Burnout Can Kill Your Dreams as a Medical Assistant

Article Categories: Mental Health & Other

A dying ember… As a medical assistant, you feel that the last spark of hope and passion is almost gone as you go about your daily ordeal in the workplace.

You drag yourself to work every day. As you start your day, you see your physician who didn’t wait a second before flooding you with things to do. You hear them talk, but you seem to not comprehending the entirety of what they are saying. Everything that you see seems like a blur. Maybe it’s just the headache you are having almost every morning for the last two weeks. You ask yourself, “What good can come out of this day?” even if you don’t expect any positive outcomes for the remainder of your shift. Patients are not being cooperative, and their family is so demanding, but you don’t care a bit. Several documentations are waiting to be finished, and you still need to call the pharmacy. At the end of the day, you mutter to yourself, “I am sick and tired of all this.”

If this scenario is all too familiar to you, you are experiencing burnout.

Burnout is physical and mental exhaustion that makes a health employee work like an unfeeling machine detached from the very essence of their job. Burned out workers have poor performance and are prone to medical errors. Thirty to fifty percent of physician assistants are overly stressed. This huge percentage represents a big number of MAs putting patients’ lives in danger.


First, be aware that anyone can experience burnout at any time, so it is good to determine if you are on the verge of exhaustion. If you find yourself starting to feel exhausted, focus on daily achievements, however small. Do a little self-talk and remember how you chose this path over others. You have a special calling to help patients and to make a difference as a medical assistant.

The next step to do is to take some quality time off. Do not wait until your exhaustion gets the better of you. If you are starting to lose your compassion toward patients and your enthusiasm for work, it is a sign that you need to recharge and reset. Waiting until you are too exhausted or burned out will make you take drastic measures which you might later regret, like being AWOL (absence without official leave) or suddenly quitting without carefully thinking over your decision.

As you pick yourself up, identify things at work which you can change and control within the scope of your practice. Having a sense of control as an MA is a significant factor to keep you engaged at your job. If you have issues with your physician, this is a perfect time to communicate your concerns to them and start working toward a solution. Be sure to be objective regarding the matter and avoid being an emotional mess. Accept the things that you cannot change. If for example, you feel frustrated over the lack of institutional policies, work with whatever you have on hand.

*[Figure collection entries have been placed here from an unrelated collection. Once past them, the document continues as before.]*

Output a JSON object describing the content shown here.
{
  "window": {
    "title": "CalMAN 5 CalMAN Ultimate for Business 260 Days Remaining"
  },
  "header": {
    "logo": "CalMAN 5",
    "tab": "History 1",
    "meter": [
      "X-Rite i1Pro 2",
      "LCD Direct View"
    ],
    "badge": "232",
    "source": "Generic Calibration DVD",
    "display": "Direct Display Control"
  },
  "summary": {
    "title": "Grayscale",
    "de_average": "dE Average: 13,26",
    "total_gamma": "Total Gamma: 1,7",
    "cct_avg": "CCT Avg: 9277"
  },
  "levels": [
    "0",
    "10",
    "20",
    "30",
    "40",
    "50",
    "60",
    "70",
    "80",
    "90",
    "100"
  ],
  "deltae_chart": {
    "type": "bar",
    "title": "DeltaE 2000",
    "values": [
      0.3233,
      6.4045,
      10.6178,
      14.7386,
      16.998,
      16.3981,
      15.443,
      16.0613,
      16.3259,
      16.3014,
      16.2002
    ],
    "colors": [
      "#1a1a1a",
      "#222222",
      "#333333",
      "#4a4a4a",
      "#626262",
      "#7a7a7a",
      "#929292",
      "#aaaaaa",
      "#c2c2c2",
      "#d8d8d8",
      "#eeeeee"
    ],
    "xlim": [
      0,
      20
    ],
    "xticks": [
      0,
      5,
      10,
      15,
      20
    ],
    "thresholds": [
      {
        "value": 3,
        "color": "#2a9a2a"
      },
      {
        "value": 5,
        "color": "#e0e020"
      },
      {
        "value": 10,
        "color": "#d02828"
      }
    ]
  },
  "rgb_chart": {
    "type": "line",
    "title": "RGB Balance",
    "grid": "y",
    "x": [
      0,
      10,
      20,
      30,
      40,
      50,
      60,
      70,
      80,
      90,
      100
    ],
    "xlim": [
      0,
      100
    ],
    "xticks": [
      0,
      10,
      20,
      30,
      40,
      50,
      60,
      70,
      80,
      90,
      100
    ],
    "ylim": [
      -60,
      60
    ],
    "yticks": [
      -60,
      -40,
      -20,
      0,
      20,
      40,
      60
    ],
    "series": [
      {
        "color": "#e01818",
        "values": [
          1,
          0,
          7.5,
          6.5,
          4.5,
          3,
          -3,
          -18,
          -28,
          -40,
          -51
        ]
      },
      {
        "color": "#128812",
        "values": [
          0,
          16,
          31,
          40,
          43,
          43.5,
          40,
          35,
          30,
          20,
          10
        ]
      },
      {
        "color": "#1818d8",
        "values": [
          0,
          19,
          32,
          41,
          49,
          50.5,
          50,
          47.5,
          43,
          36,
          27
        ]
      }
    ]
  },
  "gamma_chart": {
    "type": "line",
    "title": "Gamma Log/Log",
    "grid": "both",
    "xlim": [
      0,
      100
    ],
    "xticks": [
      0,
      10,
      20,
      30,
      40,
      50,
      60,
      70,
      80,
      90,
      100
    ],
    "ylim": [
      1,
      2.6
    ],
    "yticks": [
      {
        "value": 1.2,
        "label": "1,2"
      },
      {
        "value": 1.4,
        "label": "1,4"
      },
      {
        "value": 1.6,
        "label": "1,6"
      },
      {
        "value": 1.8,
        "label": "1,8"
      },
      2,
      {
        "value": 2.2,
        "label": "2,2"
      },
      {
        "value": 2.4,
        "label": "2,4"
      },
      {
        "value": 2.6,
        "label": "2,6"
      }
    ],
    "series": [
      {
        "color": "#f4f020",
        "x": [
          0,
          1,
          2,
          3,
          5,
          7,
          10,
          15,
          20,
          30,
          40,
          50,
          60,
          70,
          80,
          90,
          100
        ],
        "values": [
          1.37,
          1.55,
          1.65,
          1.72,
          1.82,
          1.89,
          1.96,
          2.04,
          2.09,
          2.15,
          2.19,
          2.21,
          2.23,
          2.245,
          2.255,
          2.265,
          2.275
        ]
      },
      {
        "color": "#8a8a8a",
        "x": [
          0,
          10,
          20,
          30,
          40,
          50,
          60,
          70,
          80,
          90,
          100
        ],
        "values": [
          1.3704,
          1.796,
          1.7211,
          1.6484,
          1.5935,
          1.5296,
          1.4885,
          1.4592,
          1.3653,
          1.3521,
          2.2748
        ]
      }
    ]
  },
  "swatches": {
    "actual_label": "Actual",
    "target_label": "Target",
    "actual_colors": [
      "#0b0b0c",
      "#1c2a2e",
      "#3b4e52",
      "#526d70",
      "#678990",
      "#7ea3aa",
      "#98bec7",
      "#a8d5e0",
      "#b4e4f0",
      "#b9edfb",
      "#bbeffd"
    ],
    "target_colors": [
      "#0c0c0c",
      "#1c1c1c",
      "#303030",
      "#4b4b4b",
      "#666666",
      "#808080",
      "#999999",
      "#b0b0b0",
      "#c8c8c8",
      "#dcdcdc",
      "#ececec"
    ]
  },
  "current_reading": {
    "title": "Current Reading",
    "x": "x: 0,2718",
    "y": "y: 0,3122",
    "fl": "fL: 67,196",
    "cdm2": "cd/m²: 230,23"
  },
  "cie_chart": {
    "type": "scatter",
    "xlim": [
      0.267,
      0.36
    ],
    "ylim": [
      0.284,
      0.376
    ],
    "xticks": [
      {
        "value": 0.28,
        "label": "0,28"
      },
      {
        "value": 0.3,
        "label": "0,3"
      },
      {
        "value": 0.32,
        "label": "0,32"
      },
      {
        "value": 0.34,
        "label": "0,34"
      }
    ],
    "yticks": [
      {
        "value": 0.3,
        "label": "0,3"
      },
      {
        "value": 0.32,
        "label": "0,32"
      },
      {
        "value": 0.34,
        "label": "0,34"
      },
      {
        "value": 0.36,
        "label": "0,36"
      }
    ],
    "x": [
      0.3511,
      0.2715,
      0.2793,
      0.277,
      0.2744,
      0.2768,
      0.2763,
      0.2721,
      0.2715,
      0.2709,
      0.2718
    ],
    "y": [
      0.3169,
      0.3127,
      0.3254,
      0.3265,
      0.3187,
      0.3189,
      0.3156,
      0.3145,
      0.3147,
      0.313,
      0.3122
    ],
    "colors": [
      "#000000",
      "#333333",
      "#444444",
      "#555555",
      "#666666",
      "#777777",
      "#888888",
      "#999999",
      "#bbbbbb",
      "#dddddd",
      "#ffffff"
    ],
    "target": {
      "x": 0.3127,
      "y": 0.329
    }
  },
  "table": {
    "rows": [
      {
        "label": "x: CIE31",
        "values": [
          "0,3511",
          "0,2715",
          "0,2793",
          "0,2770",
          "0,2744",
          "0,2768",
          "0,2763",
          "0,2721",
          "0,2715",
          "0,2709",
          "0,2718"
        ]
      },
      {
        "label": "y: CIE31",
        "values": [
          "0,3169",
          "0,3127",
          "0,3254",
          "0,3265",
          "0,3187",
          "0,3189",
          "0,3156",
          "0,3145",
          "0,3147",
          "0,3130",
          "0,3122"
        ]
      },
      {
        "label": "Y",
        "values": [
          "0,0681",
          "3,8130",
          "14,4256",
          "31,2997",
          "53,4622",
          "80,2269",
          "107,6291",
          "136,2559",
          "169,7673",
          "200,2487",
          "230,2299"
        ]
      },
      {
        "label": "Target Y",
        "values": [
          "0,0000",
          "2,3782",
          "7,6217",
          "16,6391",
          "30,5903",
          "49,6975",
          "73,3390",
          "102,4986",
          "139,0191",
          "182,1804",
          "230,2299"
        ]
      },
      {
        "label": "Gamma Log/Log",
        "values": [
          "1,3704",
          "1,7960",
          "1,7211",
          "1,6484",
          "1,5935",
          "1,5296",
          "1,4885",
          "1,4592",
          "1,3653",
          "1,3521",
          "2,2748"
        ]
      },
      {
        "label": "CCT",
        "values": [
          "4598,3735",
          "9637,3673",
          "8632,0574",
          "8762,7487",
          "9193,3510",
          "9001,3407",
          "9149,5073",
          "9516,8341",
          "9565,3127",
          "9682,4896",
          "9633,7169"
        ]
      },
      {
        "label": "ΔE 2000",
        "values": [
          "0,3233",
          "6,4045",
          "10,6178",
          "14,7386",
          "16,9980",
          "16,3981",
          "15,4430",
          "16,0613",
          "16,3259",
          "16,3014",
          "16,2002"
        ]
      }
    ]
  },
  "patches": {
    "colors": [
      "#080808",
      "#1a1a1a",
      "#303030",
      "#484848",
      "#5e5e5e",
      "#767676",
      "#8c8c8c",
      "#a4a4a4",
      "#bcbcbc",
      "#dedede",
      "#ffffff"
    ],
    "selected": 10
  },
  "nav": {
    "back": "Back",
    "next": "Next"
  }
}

Have someone to talk to, a family member, a trusted colleague who is highly engaged, or even a professional counselor. Sometimes, that is all it takes to get back on track.

If all else fails, do not lose hope. You do not have to stop being a medical assistant. Maybe a change of environment is all you need, like a change of department, or a change of direction from being a clinical MA to an administrative MA.

Whatever you are going through, never let the fire inside you die out and let something good in your life die with it. A life of service as a medical assistant is not without challenges, but if you stay long enough to discover the rewards of being one, they will give your life a great sense of purpose and accomplishment.